Plus loin dans le classement, on retrouve des actions de Chevron, la deuxième compagnie pétrolière américaine, avec une valeur de près de 350 millions de dollars. S’y ajoutent le spécialiste des services et équipements pétroliers Schlumberger (218 millions) ou encore Suncor Energy (183 millions). Ensemble, les actions de ces quatre sociétés pétrolières représentaient une valeur de près de 1,5 milliard de dollars, soit environ 1,44 milliard de francs actuellement. En revanche, la BNS s’est défaite à fin 2015 de ses participations dans des petites sociétés comme Contango Oil & Gas, spécialiste des sites pétroliers situés dans le Golfe du Mexique.
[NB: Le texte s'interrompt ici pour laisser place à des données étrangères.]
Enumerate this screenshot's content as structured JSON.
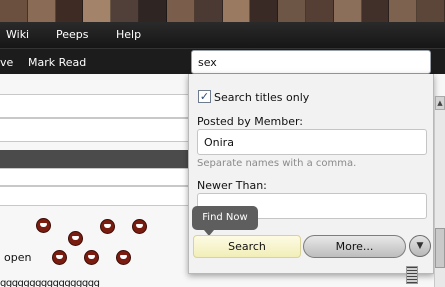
{
  "banner": {
    "tile_colors": [
      "#6b4f3f",
      "#8a6b55",
      "#3d2b24",
      "#a3846b",
      "#51403a",
      "#2f2522",
      "#7a5d4b",
      "#4a3a33",
      "#9a7b62",
      "#3a2a26",
      "#6e5646",
      "#553f35",
      "#8c6f5a",
      "#413029",
      "#7d624f",
      "#5c463a"
    ]
  },
  "nav": {
    "items": [
      "Wiki",
      "Peeps",
      "Help"
    ]
  },
  "subnav": {
    "partial_label": "ve",
    "mark_read": "Mark Read"
  },
  "search": {
    "query": "sex"
  },
  "search_panel": {
    "titles_only_checked": true,
    "titles_only_label": "Search titles only",
    "posted_by_label": "Posted by Member:",
    "posted_by_value": "Onira",
    "separate_hint": "Separate names with a comma.",
    "newer_than_label": "Newer Than:",
    "newer_than_value": "",
    "tooltip": "Find Now",
    "search_button": "Search",
    "more_button": "More...",
    "arrow_glyph": "▼"
  },
  "background": {
    "open_text": "open",
    "partial_text": "ggggggggggggggggg"
  },
  "scrollbar": {
    "up_glyph": "▲",
    "down_glyph": "▼"
  },
  "colors": {
    "nav_bg": "#161616",
    "accent_search_button": "#f2eeb8",
    "panel_bg": "#f2f2f2"
  }
}
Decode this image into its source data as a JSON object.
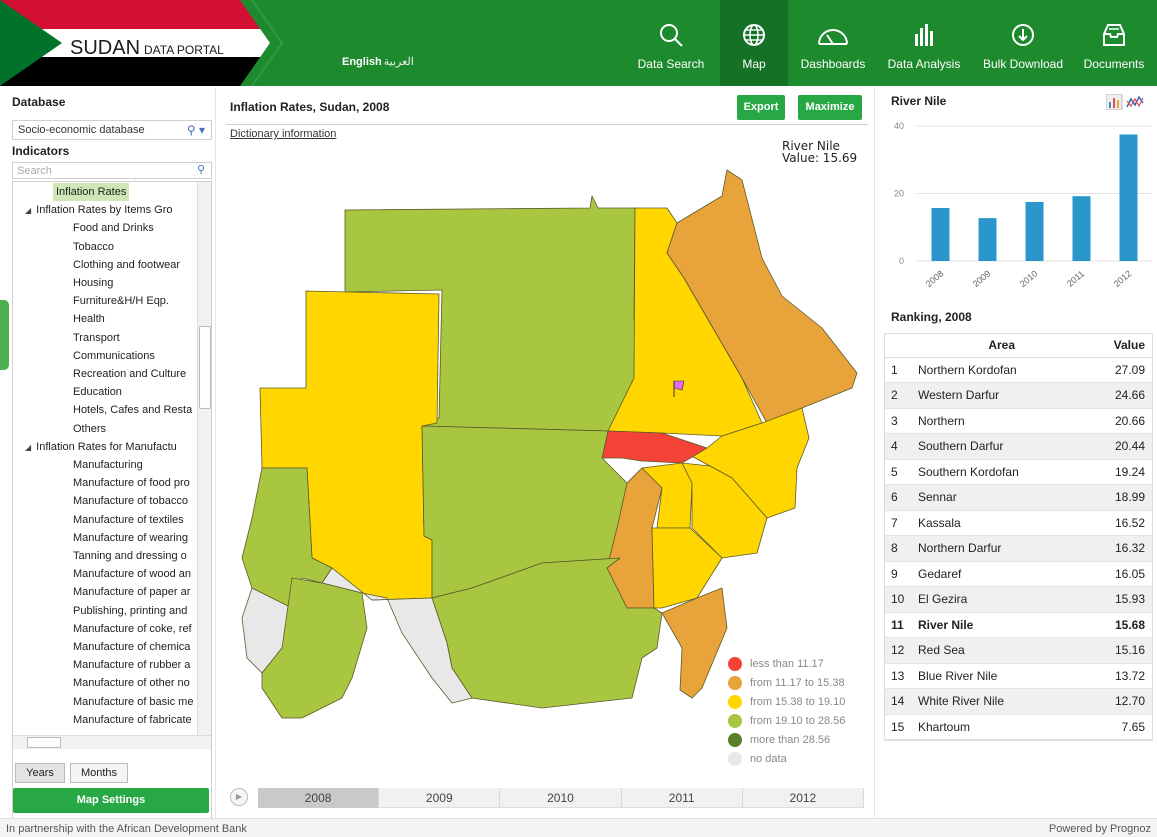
{
  "header": {
    "logo_main": "SUDAN",
    "logo_sub": "DATA PORTAL",
    "lang_en": "English",
    "lang_ar": "العربية",
    "flag_colors": {
      "red": "#d21034",
      "white": "#ffffff",
      "black": "#000000",
      "green": "#007229"
    },
    "nav": [
      {
        "label": "Data Search",
        "icon": "search-icon"
      },
      {
        "label": "Map",
        "icon": "globe-icon",
        "active": true
      },
      {
        "label": "Dashboards",
        "icon": "gauge-icon"
      },
      {
        "label": "Data Analysis",
        "icon": "bar-chart-icon"
      },
      {
        "label": "Bulk Download",
        "icon": "download-icon"
      },
      {
        "label": "Documents",
        "icon": "inbox-icon"
      }
    ]
  },
  "left": {
    "database_title": "Database",
    "database_value": "Socio-economic database",
    "indicators_title": "Indicators",
    "search_placeholder": "Search",
    "tree": [
      {
        "label": "Inflation Rates",
        "level": 2,
        "selected": true
      },
      {
        "label": "Inflation Rates by Items Gro",
        "level": 1,
        "expand": true
      },
      {
        "label": "Food and Drinks",
        "level": 3
      },
      {
        "label": "Tobacco",
        "level": 3
      },
      {
        "label": "Clothing and footwear",
        "level": 3
      },
      {
        "label": "Housing",
        "level": 3
      },
      {
        "label": "Furniture&H/H Eqp.",
        "level": 3
      },
      {
        "label": "Health",
        "level": 3
      },
      {
        "label": "Transport",
        "level": 3
      },
      {
        "label": "Communications",
        "level": 3
      },
      {
        "label": "Recreation and Culture",
        "level": 3
      },
      {
        "label": "Education",
        "level": 3
      },
      {
        "label": "Hotels, Cafes and Resta",
        "level": 3
      },
      {
        "label": "Others",
        "level": 3
      },
      {
        "label": "Inflation Rates for Manufactu",
        "level": 1,
        "expand": true
      },
      {
        "label": "Manufacturing",
        "level": 3
      },
      {
        "label": "Manufacture of food pro",
        "level": 3
      },
      {
        "label": "Manufacture of tobacco",
        "level": 3
      },
      {
        "label": "Manufacture of textiles",
        "level": 3
      },
      {
        "label": "Manufacture of wearing",
        "level": 3
      },
      {
        "label": "Tanning and dressing o",
        "level": 3
      },
      {
        "label": "Manufacture of wood an",
        "level": 3
      },
      {
        "label": "Manufacture of paper ar",
        "level": 3
      },
      {
        "label": "Publishing, printing and",
        "level": 3
      },
      {
        "label": "Manufacture of coke, ref",
        "level": 3
      },
      {
        "label": "Manufacture of chemica",
        "level": 3
      },
      {
        "label": "Manufacture of rubber a",
        "level": 3
      },
      {
        "label": "Manufacture of other no",
        "level": 3
      },
      {
        "label": "Manufacture of basic me",
        "level": 3
      },
      {
        "label": "Manufacture of fabricate",
        "level": 3
      }
    ],
    "years_btn": "Years",
    "months_btn": "Months",
    "map_settings_btn": "Map Settings"
  },
  "center": {
    "title": "Inflation Rates, Sudan, 2008",
    "export": "Export",
    "maximize": "Maximize",
    "dictionary": "Dictionary information",
    "tooltip_name": "River Nile",
    "tooltip_value": "Value: 15.69",
    "legend": [
      {
        "label": "less than 11.17",
        "color": "#f44336"
      },
      {
        "label": "from 11.17 to 15.38",
        "color": "#e8a33a"
      },
      {
        "label": "from 15.38 to 19.10",
        "color": "#ffd600"
      },
      {
        "label": "from 19.10 to 28.56",
        "color": "#a9c640"
      },
      {
        "label": "more than 28.56",
        "color": "#5a7f2a"
      },
      {
        "label": "no data",
        "color": "#e8e8e8"
      }
    ],
    "timeline": [
      {
        "label": "2008",
        "active": true
      },
      {
        "label": "2009"
      },
      {
        "label": "2010"
      },
      {
        "label": "2011"
      },
      {
        "label": "2012"
      }
    ]
  },
  "right": {
    "chart_title": "River Nile",
    "ranking_title": "Ranking, 2008",
    "table_headers": {
      "area": "Area",
      "value": "Value"
    },
    "ranking": [
      {
        "n": "1",
        "area": "Northern Kordofan",
        "value": "27.09"
      },
      {
        "n": "2",
        "area": "Western Darfur",
        "value": "24.66"
      },
      {
        "n": "3",
        "area": "Northern",
        "value": "20.66"
      },
      {
        "n": "4",
        "area": "Southern Darfur",
        "value": "20.44"
      },
      {
        "n": "5",
        "area": "Southern Kordofan",
        "value": "19.24"
      },
      {
        "n": "6",
        "area": "Sennar",
        "value": "18.99"
      },
      {
        "n": "7",
        "area": "Kassala",
        "value": "16.52"
      },
      {
        "n": "8",
        "area": "Northern Darfur",
        "value": "16.32"
      },
      {
        "n": "9",
        "area": "Gedaref",
        "value": "16.05"
      },
      {
        "n": "10",
        "area": "El Gezira",
        "value": "15.93"
      },
      {
        "n": "11",
        "area": "River Nile",
        "value": "15.68",
        "highlight": true
      },
      {
        "n": "12",
        "area": "Red Sea",
        "value": "15.16"
      },
      {
        "n": "13",
        "area": "Blue River Nile",
        "value": "13.72"
      },
      {
        "n": "14",
        "area": "White River Nile",
        "value": "12.70"
      },
      {
        "n": "15",
        "area": "Khartoum",
        "value": "7.65"
      }
    ]
  },
  "chart_data": {
    "type": "bar",
    "categories": [
      "2008",
      "2009",
      "2010",
      "2011",
      "2012"
    ],
    "values": [
      15.7,
      12.7,
      17.5,
      19.2,
      37.5
    ],
    "ylim": [
      0,
      40
    ],
    "yticks": [
      0,
      20,
      40
    ],
    "color": "#2a96cc",
    "grid": true
  },
  "footer": {
    "left": "In partnership with the African Development Bank",
    "right": "Powered by Prognoz"
  }
}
Une gestion avant tout indicielle

La BNS précise qu’elle n’opère pas une sélection de titres individuels mais que son portefeuille est assemblé sur la base de la «combinaison d’indices élargis», dont les noms ne sont pas précisés. Dans ses principes en matière de politique de placement, l’institut mentionne sur son site certains critères conduisant à l’exclusion de titres. La banque s’abstient par exemple d’acheter des actions d’entreprises «qui produisent des armes prohibées par la communauté internationale», ou encore des sociétés «qui causent de manière systématique de graves dommages à l’environnement». Ce dernier critère ne suffit toutefois pas à exclure les titres des sociétés actives par exemple dans l’exploitation des gaz de schistes ou des centrales à charbon, comme la liste d’actions répertoriées par la SEC permet de le déduire, fait remarquer la BNS.